Parece que la valentía y la curiosidad actúen juntas. A veces, la curiosidad puede despertar el coraje o avivarlo. Pero, en la mayoría de los casos, la curiosidad enseguida se desvanece. La valentía tiene que recorrer un camino mucho más largo. La curiosidad es igual que un amigo simpático en quien no puedes confiar. Te instiga y, cuando le parece, se va. Y entonces tú solo tienes que tirar adelante haciendo acopio de coraje.
Y al lector, de forma idéntica, le provoca querer seguir avanzando capítulos para saber en qué va a terminar todo esto. El lector juega con ventaja, sabe que hay un fin, una página a partir de la cual ya solo encontrará vacío.

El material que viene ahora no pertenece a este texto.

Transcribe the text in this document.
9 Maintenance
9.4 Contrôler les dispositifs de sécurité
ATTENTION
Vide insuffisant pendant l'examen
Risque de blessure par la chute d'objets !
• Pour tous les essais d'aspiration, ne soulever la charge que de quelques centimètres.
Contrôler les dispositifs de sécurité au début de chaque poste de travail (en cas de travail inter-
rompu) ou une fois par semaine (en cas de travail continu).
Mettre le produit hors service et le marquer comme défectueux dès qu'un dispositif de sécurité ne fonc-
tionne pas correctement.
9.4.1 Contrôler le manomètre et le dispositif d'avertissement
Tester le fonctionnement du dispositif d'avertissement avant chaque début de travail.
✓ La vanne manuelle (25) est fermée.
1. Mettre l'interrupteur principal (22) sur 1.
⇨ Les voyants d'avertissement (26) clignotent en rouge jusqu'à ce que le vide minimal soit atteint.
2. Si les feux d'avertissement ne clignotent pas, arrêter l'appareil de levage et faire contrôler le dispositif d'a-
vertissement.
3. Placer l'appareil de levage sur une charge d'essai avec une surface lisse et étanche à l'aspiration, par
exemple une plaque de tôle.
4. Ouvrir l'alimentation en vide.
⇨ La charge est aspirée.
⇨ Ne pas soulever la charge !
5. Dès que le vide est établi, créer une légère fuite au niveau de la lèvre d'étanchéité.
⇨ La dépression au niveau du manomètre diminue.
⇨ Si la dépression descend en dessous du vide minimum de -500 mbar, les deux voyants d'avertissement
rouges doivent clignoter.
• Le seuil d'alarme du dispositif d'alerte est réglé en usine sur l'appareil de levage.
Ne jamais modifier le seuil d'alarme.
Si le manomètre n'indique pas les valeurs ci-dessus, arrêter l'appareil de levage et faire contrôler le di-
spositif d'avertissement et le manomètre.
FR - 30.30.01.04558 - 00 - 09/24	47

No quiero desvelar mucho de la trama, uno de los puntos fuertes del libro, pero sí que quiero dejar plasmados algunos párrafos con reflexiones de distintos personajes sobre esos temas universales que no pueden faltar en una novela de las que se escriben con mayúsculas. Ya sabéis: el paso del tiempo, el amor (y el odio), la vida (y la muerte), el arte, etc.
Si el hombre viviera eternamente, sin desaparecer, sin envejecer, si pudiera vivir una juventud perpetua en este mundo, ¿crees que se rompería la cabeza, como hacemos nosotros, pensando en esto y aquello? Es decir, nosotros pensamos, más o menos, en muchas cosas, ¿no? Filosofia, psicología, lógica, religión o literatura. ¿Crees que si no existiera la muerte surgirían todos esos pensamientos, esos conceptos tan complicados en la superficie de la tierra?

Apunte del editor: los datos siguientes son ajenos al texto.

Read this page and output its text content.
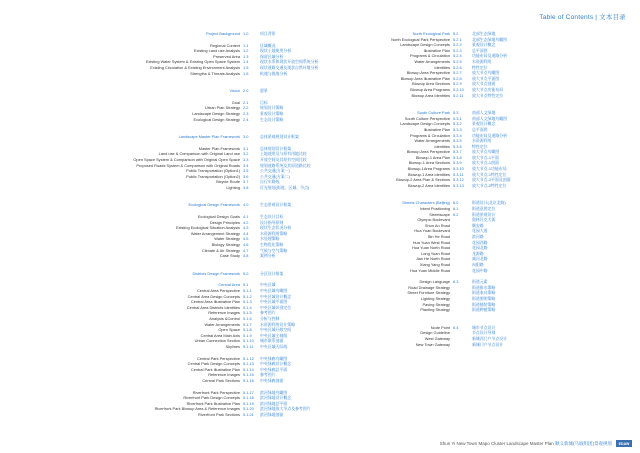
Table of Contents | 文本目录
Project Background 1.0	项目背景
Regional Context 1.1	区域概况
Existing Land use Analysis 1.2	现状土地使用分析
Preserved Area 1.3	保留区域分析
Existing Water System & Existing Open Space System 1.4	现状水系和现状开放空间系统分析
Existing Circulation & Existing Environment Analysis 1.5	现状道路交通及现状自然环境分析
Strengths & Threats Analysis 1.6	机遇与挑战分析
Vision 2.0	愿景
Goal 2.1	目标
Urban Plan Strategy 2.2	规划设计策略
Landscape Design Strategy 2.3	景观设计策略
Ecological Design Strategy 2.4	生态设计策略
Landscape Master Plan Framework 3.0	总体景观规划设计框架
Master Plan Framework 3.1	总体规划设计框架
Land use & Comparison with Original Land use 3.2	土地使用及与原有用地比较
Open Space System & Comparison with Original Open Space 3.3	开放空间及其原有空间比较
Proposed Roads System & Comparison with Original Roads 3.4	规划道路系统及其原道路比较
Public Transportation (Option1) 3.5	公共交通(方案一)
Public Transportation (Option2) 3.6	公共交通(方案二)
Bicycle Route 3.7	自行车路线
Lighting 3.8	灯光规划(街道、区域、节点)
Ecological Design Framework 4.0	生态景观设计框架
Ecological Design Goals 4.1	生态设计目标
Design Principles 4.2	设计指导原则
Existing Ecological Situation Analysis 4.3	现状生态状况分析
Water Arrangement Strategy 4.4	水资源利用策略
Water Strategy 4.5	水处理策略
Biology Strategy 4.6	生物优化策略
Climate & Air Strategy 4.7	气候与空气策略
Case Study 4.8	案例分析
Districts Design Framework 5.0	分区设计框架
Central Area 5.1	中央区域
Central Area Perspective 5.1.1	中央区域鸟瞰图
Central Area Design Concepts 5.1.2	中央区域设计概念
Central Area Illustrative Plan 5.1.3	中央区域平面图
Central Area Districts Identities 5.1.4	中央区域识别定位
Reference Images 5.1.5	参考图片
Analysis &Control 5.1.6	分析与控制
Water Arrangements 5.1.7	水资源利用设计策略
Open Space 5.1.8	中央区域开敞空间
Central Area Main Axis 5.1.9	中央区域主轴线
Urban Connection Section 5.1.10	城市联系剖面
Skylines 5.1.11	中央区域天际线
Central Park Perspective 5.1.12	中央绿廊鸟瞰图
Central Park Design Concepts 5.1.13	中央绿廊设计概念
Central Park Illustrative Plan 5.1.14	中央绿廊总平面
Reference Images 5.1.15	参考图片
Central Park Sections 5.1.16	中央绿廊剖面
Riverfront Park Perspective 5.1.17	滨河绿地鸟瞰图
Riverfront Park Design Concepts 5.1.18	滨河绿地设计概念
Riverfront Park Illustrative Plan 5.1.19	滨河绿地总平面
Riverfront Park Blowup Area & Reference Images 5.1.20	滨河绿地放大节点及参考图片
Riverfront Park Sections 5.1.21	滨河绿地剖面
North Ecological Park 5.2	北部生态绿地
North Ecological Park Perspective 5.2.1	北部生态绿地鸟瞰图
Landscape Design Concepts 5.2.2	景观设计概念
Illustrative Plan 5.2.3	总平面图
Programs & Circulation 5.2.4	功能布局及道路分析
Water Arrangements 5.2.5	水资源利用
Identities 5.2.6	特性定位
Blowup Area Perspective 5.2.7	放大节点鸟瞰图
Blowup Area Illustrative Plan 5.2.8	放大节点平面图
Blowup Area Sections 5.2.9	放大节点剖面
Blowup Area Programs 5.2.10	放大节点功能布局
Blowup Area Identities 5.2.11	放大节点特性定位
South Culture Park 5.3	南部人文绿地
South Culture Perspective 5.3.1	南部人文绿地鸟瞰图
Landscape Design Concepts 5.3.2	景观设计概念
Illustrative Plan 5.3.3	总平面图
Programs & Circulation 5.3.4	功能布局及道路分析
Water Arrangements 5.3.5	水资源利用
Identities 5.3.6	特性定位
Blowup Area Perspective 5.3.7	放大节点鸟瞰图
Blowup-1 Area Plan 5.3.8	放大节点-1平面
Blowup-1 Area Sections 5.3.9	放大节点-1剖面
Blowup-1Area Programs 5.3.10	放大节点-1功能布局
Blowup-1 Area Identities 5.3.11	放大节点-1特性定位
Blowup-2 Area Plan & Sections 5.3.12	放大节点-2平面及剖面
Blowup-2 Area Identities 5.3.13	放大节点-2特性定位
Streets Characters (Beijing) 6.0	街道设计(北京北路)
Intent Positioning 6.1	街道意图定位
Streetscape 6.2	街道景观设计
Olympic Boulevard	奥林匹克大街
Shun An Road	顺安路
Hua Yuan Boulevard	花园大道
Bin He Road	滨河路
Hua Yuan West Road	花园西路
Hua Yuan North Road	花园北路
Long Yuan Road	龙源路
Jian He North Road	减河北路
Xiang Yang Road	向阳路
Hua Yuan Middle Road	花园中路
Design Language 6.3	街道元素
Road Drainage Strategy	街道排水策略
Street Furniture Strategy	街道家具策略
Lighting Strategy	街道照明策略
Paving Strategy	街道铺装策略
Planting Strategy	街道种植策略
Node Point 6.4	城市节点设计
Design Guideline	节点设计导则
West Gateway	新城西门户节点设计
New Town Gateway	新城门户节点设计
Shun Yi New Town Mapo Cluster Landscape Master Plan 顺义新城(马坡组团)景观规划	EDAW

El odio es una sombra negra y alargada. En muchos casos, ni siquiera quien lo siente sabe de dónde le viene. Es un arma de doble filo. Al tiempo que herimos al contrincante, nos herimos a nosotros mismos. Cuanto más grave es la herida que le infligimos, más grave es la nuestra. Puede llegar a ser fatal. Pero no es fácil librarse de él. Usted también debe tener cuidado, señor Okada. El odio es muy peligroso. Y, una vez ha arraigado en nuestro corazón, extirparlo es una tarea titánica.

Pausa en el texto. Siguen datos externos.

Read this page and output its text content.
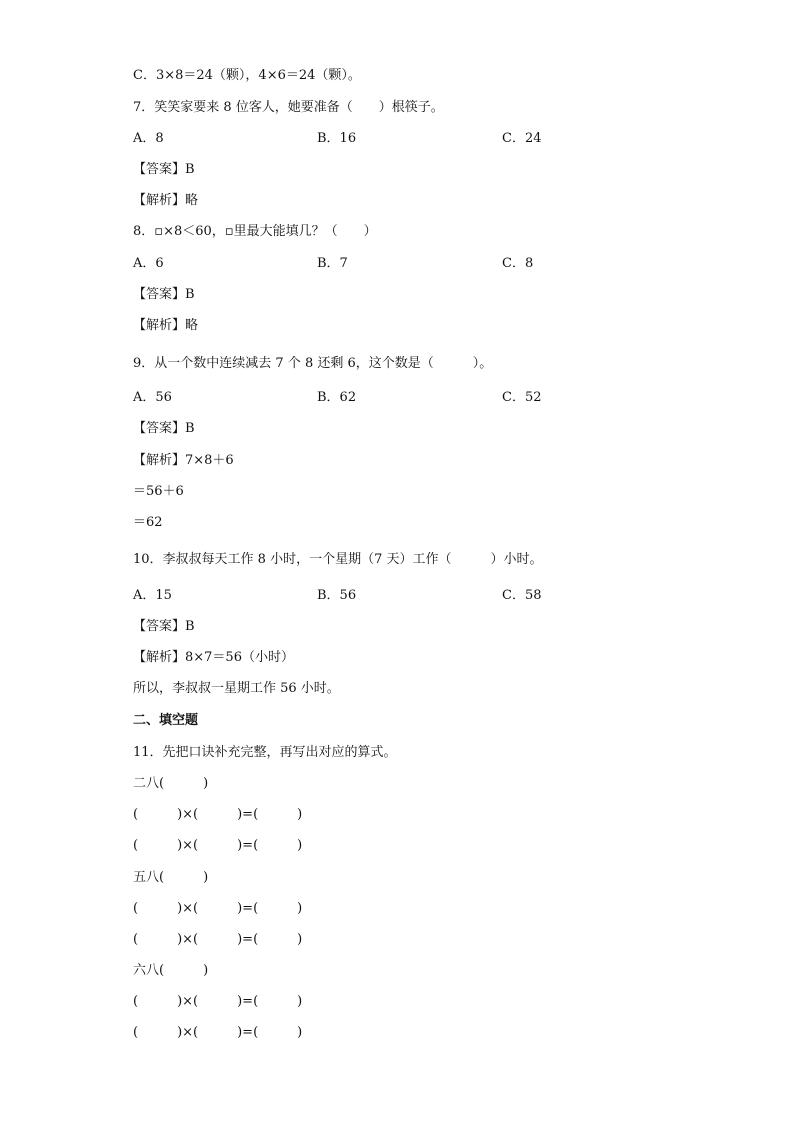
C．3×8＝24（颗），4×6＝24（颗）。
7．笑笑家要来 8 位客人，她要准备（　　）根筷子。
A．8	B．16	C．24
【答案】B
【解析】略
8．▫×8＜60，▫里最大能填几？（　　）
A．6	B．7	C．8
【答案】B
【解析】略
9．从一个数中连续减去 7 个 8 还剩 6，这个数是（　　　）。
A．56	B．62	C．52
【答案】B
【解析】7×8＋6
＝56＋6
＝62
10．李叔叔每天工作 8 小时，一个星期（7 天）工作（　　　）小时。
A．15	B．56	C．58
【答案】B
【解析】8×7＝56（小时）
所以，李叔叔一星期工作 56 小时。
二、填空题
11．先把口诀补充完整，再写出对应的算式。
二八(　　　)
(　　　)×(　　　)=(　　　)
(　　　)×(　　　)=(　　　)
五八(　　　)
(　　　)×(　　　)=(　　　)
(　　　)×(　　　)=(　　　)
六八(　　　)
(　　　)×(　　　)=(　　　)
(　　　)×(　　　)=(　　　)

En fin, que puedo decir que me ha gustado mucho el reencuentro con Murakami y sus realidades paralelas. Si alguno leéis (o habéis leído) el libro, no os sorpendáis cuando -sin daros cuenta- os estéis tocando la mejilla derecha. A mí también me ha pasado.
Nota final: no hay duda de que el jurado del premio Nobel está mucho más capacitado que yo para decidir a quién dárselo y a quién no, pero en serio, ¿Bob Dylan antes que Haruki Murakami para el Nobel de Literatura? IROS A CAGAR.
Saludos a Agencia Tributaria:
«Así es, los empleados de la oficina de impuestos hacen su trabajo, pero ellos no tienen el menor deseo de escaldarse innecesariamente. Pues claro que lo que deben hacer es recaudar cierta cantidad de dinero, pero para ellos resulta mucho más cómodo hacerlo en los lugares fáciles que en los dificiles, ¿no le parece? Mientras el resultado sea el mismo, tanto les da cobrarles a unos que a otros. Sobre todo si alguien de arriba les indica con amabilidad: «Miren, será más fácil cobrarle a aquél que a éste», y, claro, una persona normal iría entonces a cobrarle al más fácil, ¿no es así?»